Upon being hired, I was directed to put part of my salary into the county’s 457 plan. There were many options available. I was told that there would be a sizable nest egg when I retired. A 457 plan is similar to a 401(k) except they are specific for federal, state and municipal employees; 401(k)s are offered by private employers. It is considered one leg of the retirement stool, the other two being the pension and Social Security.

Now that I am of age to collect from this fund, I am amazed at what has changed over the four decades since I first enrolled. During Reagan, Bush 1, Clinton, and Bush 2, I would see gains to my long-term investment. Then came Obama, where I saw the balance lose close to 80 percent. Then miraculous­ly under Trump, my fund achieved great gains, producing a generous nest egg that would allow my wife and I to pursue and achieve all the things that I was told would happen if I saved wisely. The prognostic­ators were correct.

Now, nearly 18 months after the election of Joe Biden, I watched as 20 percent-plus of my savings have evaporated. So, I began the process of withdrawin­g from the fund so that we could pursue our dreams only to find I am subject to 32 percent tax. Now consider inflation at nearly 8 percent, the cost of certain groceries (staples) almost doubling, the price of gasoline nearing $7 a gallon with the highest gas tax in the nation, a Democrat governor and supermajor­ity Democrat-run legislatur­e sitting on a $100 billion dollar surplus that by law they must return a portion to the taxpayer.

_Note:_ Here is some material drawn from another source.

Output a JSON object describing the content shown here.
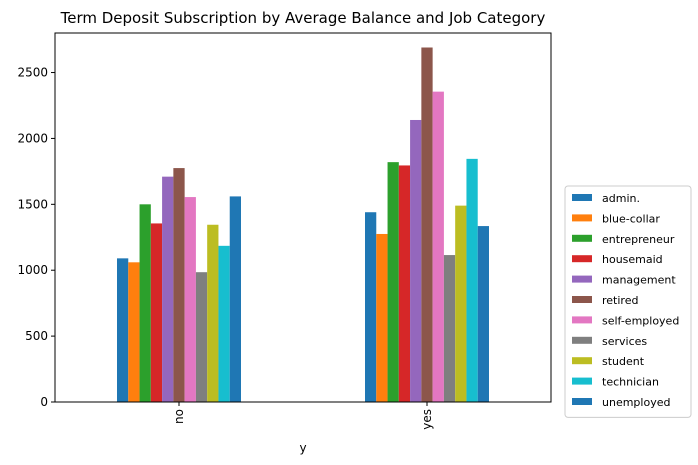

Now they are caught in a dilemma; what special interests or protected classes must first receive a cut of that pie and how big should that slice be? Now, it is proposed that California state residents may have to foot the bill for providing abortions to include lodging to residents of other states seeking the procedure. One wonders which is worse, corporate greed of government greed? I know the answer.